Lueck, A.G., Sprague, V.G., Garber, R.J.
Agronomy journal 1949 v.41 no.4 pp. 137-140
Bromus inermis, Avena sativa, planting date, seedling growth, companion crops, plant establishment, Pennsylvania
Experiments were conducted in the field at State College, Pennsylvania, on a Hagerstown silty clay loam to study the effects of depth and time of planting, with and without a companion crop of oats, on the stands of three strains of bromegrass. In these trials, plants of bromegrass (exclusive of roots) seeded without a companion crop ranged from 4 to 17 times heavier and produced from 2 to 5 times more tillers than similar plants seeded with oats.
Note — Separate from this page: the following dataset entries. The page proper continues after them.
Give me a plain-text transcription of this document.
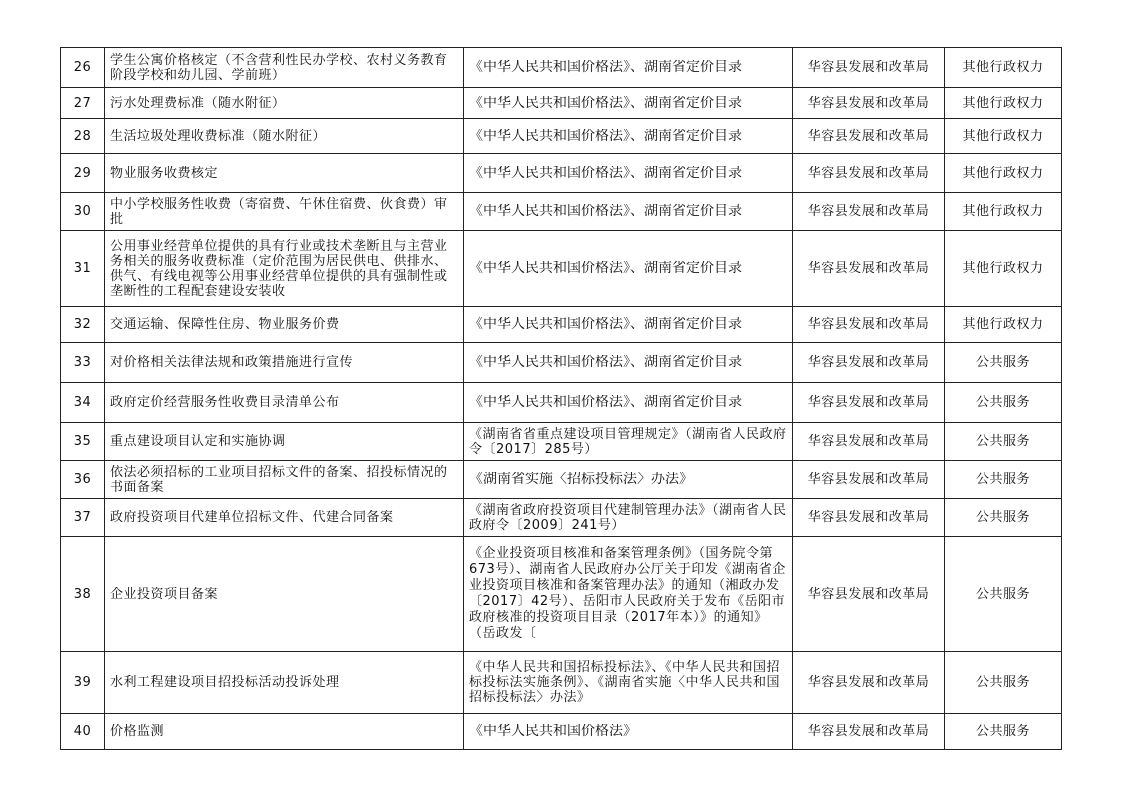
26	学生公寓价格核定（不含营利性民办学校、农村义务教育阶段学校和幼儿园、学前班）	《中华人民共和国价格法》、湖南省定价目录	华容县发展和改革局	其他行政权力
27	污水处理费标准（随水附征）	《中华人民共和国价格法》、湖南省定价目录	华容县发展和改革局	其他行政权力
28	生活垃圾处理收费标准（随水附征）	《中华人民共和国价格法》、湖南省定价目录	华容县发展和改革局	其他行政权力
29	物业服务收费核定	《中华人民共和国价格法》、湖南省定价目录	华容县发展和改革局	其他行政权力
30	中小学校服务性收费（寄宿费、午休住宿费、伙食费）审批	《中华人民共和国价格法》、湖南省定价目录	华容县发展和改革局	其他行政权力
31	公用事业经营单位提供的具有行业或技术垄断且与主营业务相关的服务收费标准（定价范围为居民供电、供排水、供气、有线电视等公用事业经营单位提供的具有强制性或垄断性的工程配套建设安装收	《中华人民共和国价格法》、湖南省定价目录	华容县发展和改革局	其他行政权力
32	交通运输、保障性住房、物业服务价费	《中华人民共和国价格法》、湖南省定价目录	华容县发展和改革局	其他行政权力
33	对价格相关法律法规和政策措施进行宣传	《中华人民共和国价格法》、湖南省定价目录	华容县发展和改革局	公共服务
34	政府定价经营服务性收费目录清单公布	《中华人民共和国价格法》、湖南省定价目录	华容县发展和改革局	公共服务
35	重点建设项目认定和实施协调	《湖南省省重点建设项目管理规定》（湖南省人民政府令〔2017〕285号）	华容县发展和改革局	公共服务
36	依法必须招标的工业项目招标文件的备案、招投标情况的书面备案	《湖南省实施〈招标投标法〉办法》	华容县发展和改革局	公共服务
37	政府投资项目代建单位招标文件、代建合同备案	《湖南省政府投资项目代建制管理办法》（湖南省人民政府令〔2009〕241号）	华容县发展和改革局	公共服务
38	企业投资项目备案	《企业投资项目核准和备案管理条例》（国务院令第673号）、湖南省人民政府办公厅关于印发《湖南省企业投资项目核准和备案管理办法》的通知（湘政办发〔2017〕42号）、岳阳市人民政府关于发布《岳阳市政府核准的投资项目目录（2017年本）》的通知》（岳政发〔	华容县发展和改革局	公共服务
39	水利工程建设项目招投标活动投诉处理	《中华人民共和国招标投标法》、《中华人民共和国招标投标法实施条例》、《湖南省实施〈中华人民共和国招标投标法〉办法》	华容县发展和改革局	公共服务
40	价格监测	《中华人民共和国价格法》	华容县发展和改革局	公共服务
Seeding depths of 1/4, 1/2, and 1 inch all gave good stands whereas seeding at a 2-inch depth was poor. The stand from the 1 1/2-inch depth was intermediate. These investigations suggest that important determining factors in the successful establishment of bromegrass are depth of planting, use of a companion crop, and soil conditions, particularly soil moisture. A strain of commercial bromegrass of Michigan origin produced better stands at the 2-inch depth than did Lincoln or Parkland. However, at 1 1/2-inch and shallower depths no great differences due to the strains used were observed.